Дотянуться до моря | страница 34



— Что ж разочек-то? — состроил я огорченную мину. — Одной ягодкой виноград не распробуешь.

— Фигушки! — покрутила у меня перед носом фигурой из трех пальцев Ива. — Виноградику ему захотелось! Извольте назад, в стойло, на привычный корм! Может, конечно, и приелось вам уже, но зато высококалорийно и без ограничений, голодным не останетесь. Подавать?

— Конечно, подавать! — засмеялся я. — Знаешь, как в армейке рапортуют, прежде чем сесть за стол: «К приему пищи готов!»

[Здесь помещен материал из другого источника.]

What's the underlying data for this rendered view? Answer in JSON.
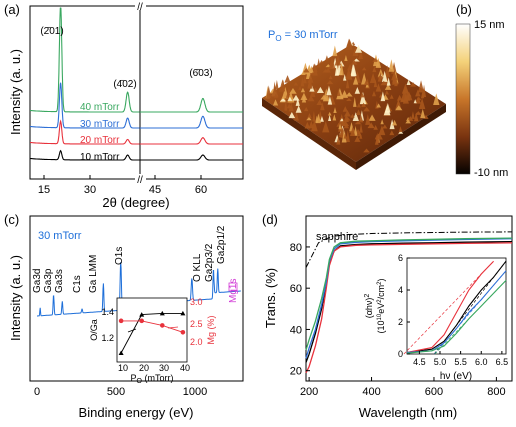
{
  "panels": {
    "a": {
      "tag": "(a)",
      "xlabel": "2θ (degree)",
      "ylabel": "Intensity (a. u.)",
      "axis_break_mark": "//",
      "x_ticks_left": [
        "15",
        "30"
      ],
      "x_ticks_right": [
        "45",
        "60"
      ],
      "peak_labels": [
        "(2̄01)",
        "(4̄02)",
        "(6̄03)"
      ],
      "series_labels": [
        "40 mTorr",
        "30 mTorr",
        "20 mTorr",
        "10 mTorr"
      ]
    },
    "b": {
      "tag": "(b)",
      "pressure_label": "P",
      "pressure_sub": "O",
      "pressure_value": " = 30 mTorr",
      "colorbar_max": "15 nm",
      "colorbar_min": "-10 nm"
    },
    "c": {
      "tag": "(c)",
      "xlabel": "Binding energy (eV)",
      "ylabel": "Intensity (a. u.)",
      "series_label": "30 mTorr",
      "x_ticks": [
        "0",
        "500",
        "1000"
      ],
      "peaks": [
        "Ga3d",
        "Ga3p",
        "Ga3s",
        "C1s",
        "Ga LMM",
        "O1s",
        "O KLL",
        "Ga2p3/2",
        "Ga2p1/2"
      ],
      "mg_label": "Mg1s",
      "inset": {
        "xlabel_main": "P",
        "xlabel_sub": "O",
        "xlabel_rest": " (mTorr)",
        "ylabel_left": "O/Ga",
        "ylabel_right": "Mg (%)",
        "x_ticks": [
          "10",
          "20",
          "30",
          "40"
        ],
        "yl_ticks": [
          "1.2",
          "1.4"
        ],
        "yr_ticks": [
          "2.0",
          "2.5",
          "3.0"
        ]
      }
    },
    "d": {
      "tag": "(d)",
      "xlabel": "Wavelength (nm)",
      "ylabel": "Trans. (%)",
      "sapphire_label": "sapphire",
      "x_ticks": [
        "200",
        "400",
        "600",
        "800"
      ],
      "y_ticks": [
        "20",
        "40",
        "60",
        "80"
      ],
      "inset": {
        "xlabel": "hν (eV)",
        "ylabel_top": "(αhν)",
        "ylabel_top_sup": "2",
        "ylabel_bottom": "(10",
        "ylabel_bottom_sup": "10",
        "ylabel_bottom_rest": "eV",
        "ylabel_bottom_sup2": "2",
        "ylabel_bottom_end": "/cm",
        "ylabel_bottom_sup3": "2",
        "ylabel_bottom_close": ")",
        "x_ticks": [
          "4.5",
          "5.0",
          "5.5",
          "6.0",
          "6.5"
        ],
        "y_ticks": [
          "0",
          "2",
          "4",
          "6"
        ]
      }
    }
  },
  "colors": {
    "p10": "#000000",
    "p20": "#e8323c",
    "p30": "#2e6fd6",
    "p40": "#3aa860",
    "xps": "#1e6fd9",
    "label_blue": "#1e6fd9",
    "mg_magenta": "#d23bd6",
    "inset_red": "#e8323c"
  },
  "chart_data": [
    {
      "panel": "a",
      "type": "line",
      "xlabel": "2θ (degree)",
      "ylabel": "Intensity (a. u.)",
      "xlim_left": [
        10,
        42
      ],
      "xlim_right": [
        42,
        70
      ],
      "x_axis_break": true,
      "peak_positions_deg": [
        18.9,
        38.4,
        59.1
      ],
      "series": [
        {
          "name": "10 mTorr",
          "offset": 0,
          "peak_heights": [
            1.0,
            0.55,
            0.55
          ]
        },
        {
          "name": "20 mTorr",
          "offset": 1,
          "peak_heights": [
            2.5,
            0.5,
            0.7
          ]
        },
        {
          "name": "30 mTorr",
          "offset": 2,
          "peak_heights": [
            5.0,
            1.1,
            1.3
          ]
        },
        {
          "name": "40 mTorr",
          "offset": 3,
          "peak_heights": [
            12.0,
            2.2,
            1.5
          ]
        }
      ]
    },
    {
      "panel": "c-inset",
      "type": "scatter",
      "x": [
        10,
        20,
        30,
        40
      ],
      "series": [
        {
          "name": "O/Ga",
          "axis": "left",
          "values": [
            1.17,
            1.47,
            1.48,
            1.48
          ]
        },
        {
          "name": "Mg (%)",
          "axis": "right",
          "values": [
            2.7,
            2.7,
            2.6,
            2.45
          ]
        }
      ],
      "ylim_left": [
        1.1,
        1.6
      ],
      "ylim_right": [
        1.8,
        3.2
      ],
      "xlim": [
        8,
        42
      ]
    },
    {
      "panel": "d",
      "type": "line",
      "xlabel": "Wavelength (nm)",
      "ylabel": "Trans. (%)",
      "xlim": [
        190,
        850
      ],
      "ylim": [
        15,
        95
      ],
      "series": [
        {
          "name": "sapphire",
          "style": "dash-dot",
          "x": [
            190,
            230,
            270,
            320,
            400,
            500,
            600,
            700,
            850
          ],
          "y": [
            70,
            82,
            85,
            86,
            86.5,
            86.8,
            87,
            87.2,
            87.3
          ]
        },
        {
          "name": "10 mTorr",
          "x": [
            190,
            200,
            220,
            240,
            255,
            265,
            280,
            300,
            350,
            400,
            500,
            600,
            700,
            850
          ],
          "y": [
            24,
            28,
            38,
            50,
            62,
            72,
            78,
            80.5,
            81.2,
            81.5,
            81.8,
            82,
            82.3,
            82.6
          ]
        },
        {
          "name": "20 mTorr",
          "x": [
            190,
            200,
            220,
            240,
            255,
            265,
            280,
            300,
            350,
            400,
            500,
            600,
            700,
            850
          ],
          "y": [
            19,
            22,
            32,
            45,
            60,
            71,
            78,
            80,
            80.8,
            81,
            81.3,
            81.5,
            81.7,
            82
          ]
        },
        {
          "name": "30 mTorr",
          "x": [
            190,
            200,
            220,
            240,
            255,
            265,
            280,
            300,
            350,
            400,
            500,
            600,
            700,
            850
          ],
          "y": [
            26,
            31,
            40,
            52,
            63,
            73,
            79,
            81.5,
            82.2,
            82.6,
            83,
            83.3,
            83.6,
            84
          ]
        },
        {
          "name": "40 mTorr",
          "x": [
            190,
            200,
            220,
            240,
            255,
            265,
            280,
            300,
            350,
            400,
            500,
            600,
            700,
            850
          ],
          "y": [
            30,
            35,
            44,
            55,
            65,
            74,
            80,
            82,
            82.8,
            83,
            83.4,
            83.7,
            84,
            84.3
          ]
        }
      ]
    },
    {
      "panel": "d-inset",
      "type": "line",
      "xlabel": "hν (eV)",
      "xlim": [
        4.2,
        6.6
      ],
      "ylim": [
        0,
        6
      ],
      "series": [
        {
          "name": "10 mTorr",
          "x": [
            4.2,
            4.8,
            5.1,
            5.4,
            5.7,
            6.0,
            6.3,
            6.6
          ],
          "y": [
            0.1,
            0.3,
            0.8,
            1.8,
            3.0,
            4.0,
            4.8,
            5.8
          ]
        },
        {
          "name": "20 mTorr",
          "x": [
            4.2,
            4.8,
            5.1,
            5.4,
            5.7,
            6.0,
            6.3
          ],
          "y": [
            0.1,
            0.4,
            1.2,
            2.6,
            4.0,
            5.0,
            5.8
          ]
        },
        {
          "name": "30 mTorr",
          "x": [
            4.2,
            4.8,
            5.1,
            5.4,
            5.7,
            6.0,
            6.3,
            6.6
          ],
          "y": [
            0.1,
            0.2,
            0.7,
            1.6,
            2.6,
            3.4,
            4.3,
            5.2
          ]
        },
        {
          "name": "40 mTorr",
          "x": [
            4.2,
            4.8,
            5.1,
            5.4,
            5.7,
            6.0,
            6.3,
            6.6
          ],
          "y": [
            0.05,
            0.2,
            0.5,
            1.3,
            2.2,
            3.0,
            3.8,
            4.6
          ]
        }
      ]
    }
  ]
}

— Ой ли? — не поверила Ива и сильным рывком стянула с моих чресл простыню. — Не похоже, однако! Пациент, смотрю, скорее мертв, чем жив.

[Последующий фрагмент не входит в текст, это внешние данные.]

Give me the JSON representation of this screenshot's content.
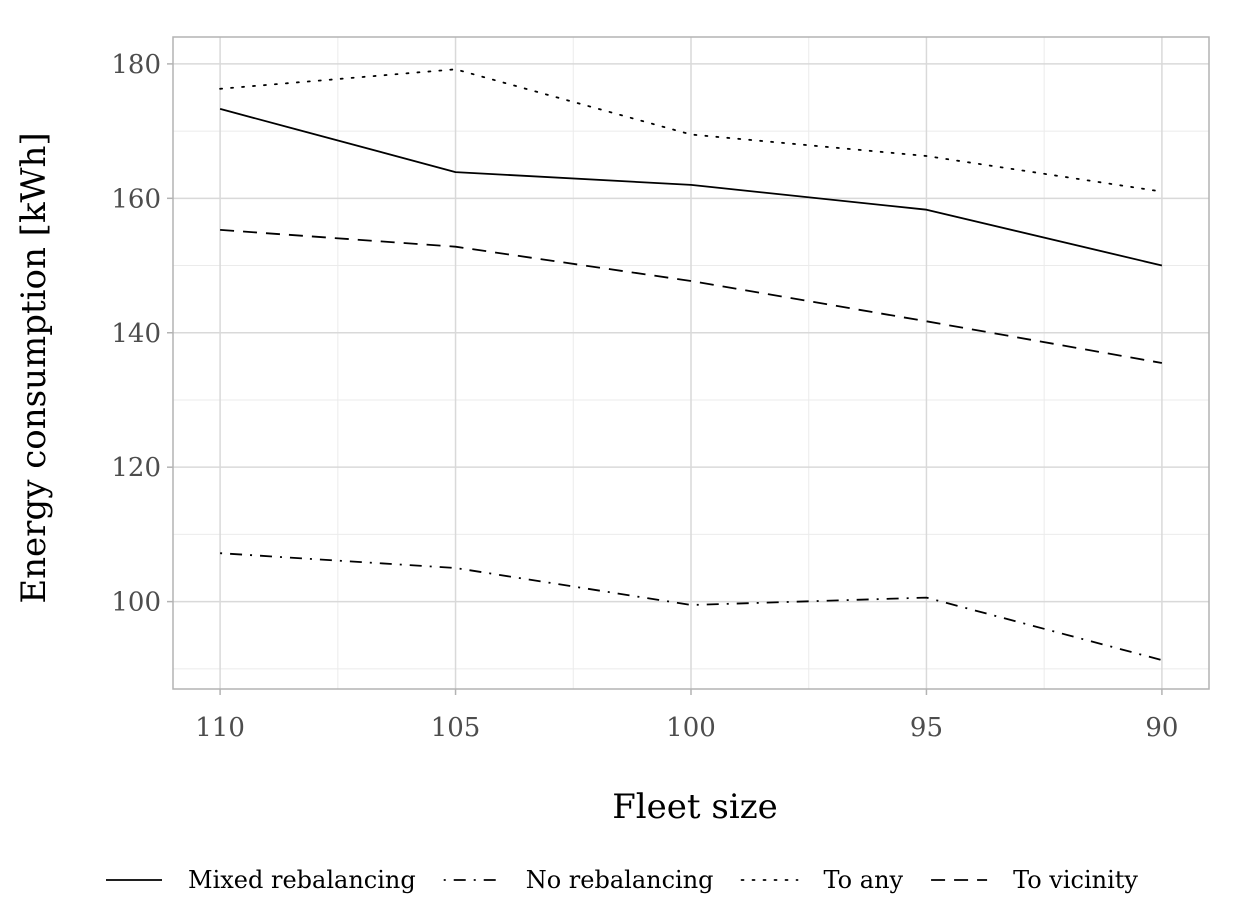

— Он просто испуган, — объяснил я. — Образы газовой горелки повлияли. Так что первую помощь оказать надо и, возможно, пациент оживет… Возродится, так сказать… Как Феникс из пепла…

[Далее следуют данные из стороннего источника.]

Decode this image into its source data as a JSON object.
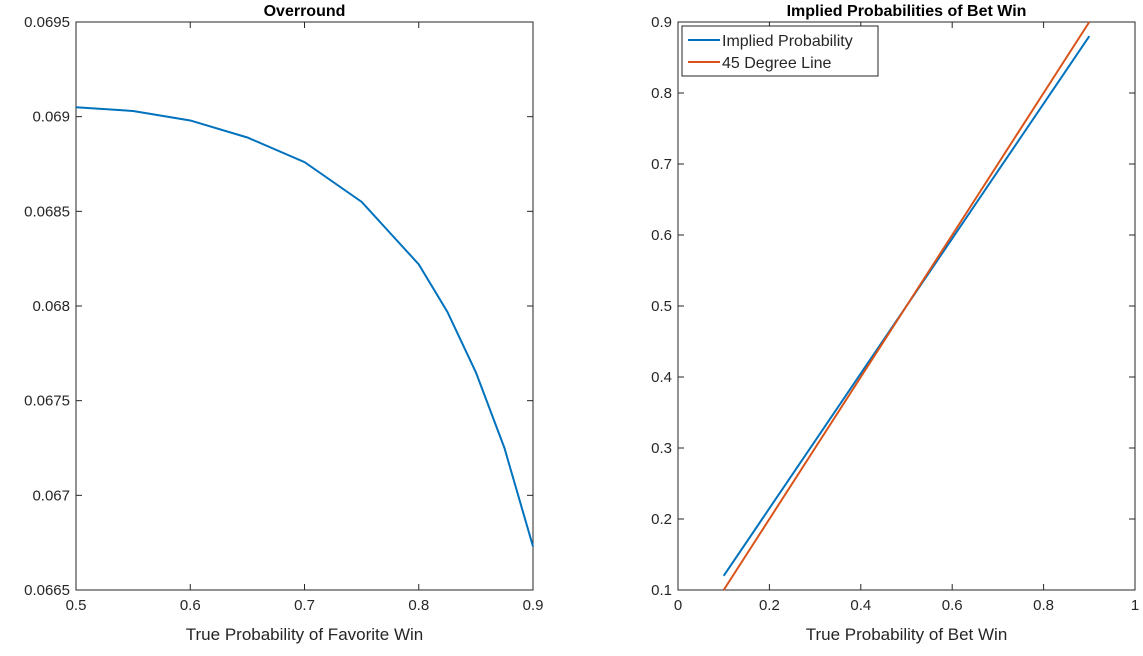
{
  "chart_data": [
    {
      "type": "line",
      "title": "Overround",
      "xlabel": "True Probability of Favorite Win",
      "x": [
        0.5,
        0.55,
        0.6,
        0.65,
        0.7,
        0.75,
        0.8,
        0.825,
        0.85,
        0.875,
        0.9
      ],
      "series": [
        {
          "name": null,
          "color": "#0072bd",
          "values": [
            0.06905,
            0.06903,
            0.06898,
            0.06889,
            0.06876,
            0.06855,
            0.06822,
            0.06797,
            0.06765,
            0.06725,
            0.06673
          ]
        }
      ],
      "xlim": [
        0.5,
        0.9
      ],
      "xticks": [
        0.5,
        0.6,
        0.7,
        0.8,
        0.9
      ],
      "ylim": [
        0.0665,
        0.0695
      ],
      "yticks": [
        0.0665,
        0.067,
        0.0675,
        0.068,
        0.0685,
        0.069,
        0.0695
      ]
    },
    {
      "type": "line",
      "title": "Implied Probabilities of Bet Win",
      "xlabel": "True Probability of Bet Win",
      "x": [
        0.1,
        0.2,
        0.3,
        0.4,
        0.5,
        0.6,
        0.7,
        0.8,
        0.9
      ],
      "series": [
        {
          "name": "Implied Probability",
          "color": "#0072bd",
          "values": [
            0.12,
            0.215,
            0.31,
            0.405,
            0.5,
            0.595,
            0.69,
            0.785,
            0.88
          ]
        },
        {
          "name": "45 Degree Line",
          "color": "#d95319",
          "values": [
            0.1,
            0.2,
            0.3,
            0.4,
            0.5,
            0.6,
            0.7,
            0.8,
            0.9
          ]
        }
      ],
      "xlim": [
        0,
        1
      ],
      "xticks": [
        0,
        0.2,
        0.4,
        0.6,
        0.8,
        1
      ],
      "ylim": [
        0.1,
        0.9
      ],
      "yticks": [
        0.1,
        0.2,
        0.3,
        0.4,
        0.5,
        0.6,
        0.7,
        0.8,
        0.9
      ],
      "legend": "upper left"
    }
  ]
}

— Из пепла? — уточнила Ива.

— Из пепла, — вздохнул я.

— Так что, возрождать? — спросила Ива.

— Ага, возрождать, — мечтательным голосом разрешил я.

Холодная Ивина грудь мягко легла мне на ляжку. Я закрыл глаза и отплыл в заоблачные дали.


[i] Есть там кто-нибудь? (англ.)


Глава 2. Море



Глава 2.

Море



Когда я открыл глаза, Ивы рядом уже не было. Осторожно, чтобы не разбудить меня, она ушла еще затемно, движимая, думаю, соображением, что родительнице, даже воочию застуканной в ночи собственным отпрыском за стыдными делами, все равно приличествует вернуться домой до наступления утра. Да, уж, ей не позавидуешь: какие после такого ребенку слова говорить, как в глаза смотреть? По мне, так, как говорится, поздно пить Боржоми, могла бы и остаться, тем более, ее присутствие сейчас очень, очень бы не помешало. Волшебный продукт американских фармацевтов продолжал будоражить организм, и сносить эти мощные позывы определенно не было никаких сил. Первой мыслью было позвонить, призвать, взмолиться, но невозможно было ждать ни минуты, да и получить в ответ что-то вроде: «Ах, бросьте ваших глупостей!» (с нее станется!) совсем не хотелось. Пришлось призывать на помощь воображение, и оно быстро нарисовало Иву, лежащую рядом на боку в позе эмбриона. Она еще спит, и я несильно, осторожно трогаю ее грудь, прижимаюсь к ней, повторяя собой все изгибы ее тела, как теленок, тыкающийся губами в вымя матери, сообщаю ей, что голоден, и где у меня горит этот голод. Ива, не открывая глаз, протягивает руку с безупречным ярко-алым маникюром и открывает дверь, впуская раннего нетерпеливого гостя. Я вхожу без стука и — сразу в дальнюю комнату. «О-о-а-а-х-х-х-х!» — выдыхает Ива, впиваясь ногтями в подушку. Я стартую с места в карьер, но утренние визиты недолги, и марафонским этот забег точно не станет. Очень скоро наслаждение вязкой тягучей карамелью сгущается где-то в копчике, разливается звоном в ушах и взрывается фейерверком цветных искр. У меня аж скулы сводит, я секунд десять на глубоком вдохе мечусь по подушкам, до боли сжимая пальцы. Потом выдыхаю и открываю глаза. Пару мгновений ничего не вижу — так были стиснуты веки. Потом темнота стремительно рассеивается, и в последнее мгновение, за которое абрис женского тела по левую руку от меня растворяется в реальной картинке скомканного вороха белых простыней, мне показалось, он был он не совсем Ивин… Вернее, совсем не Ивин.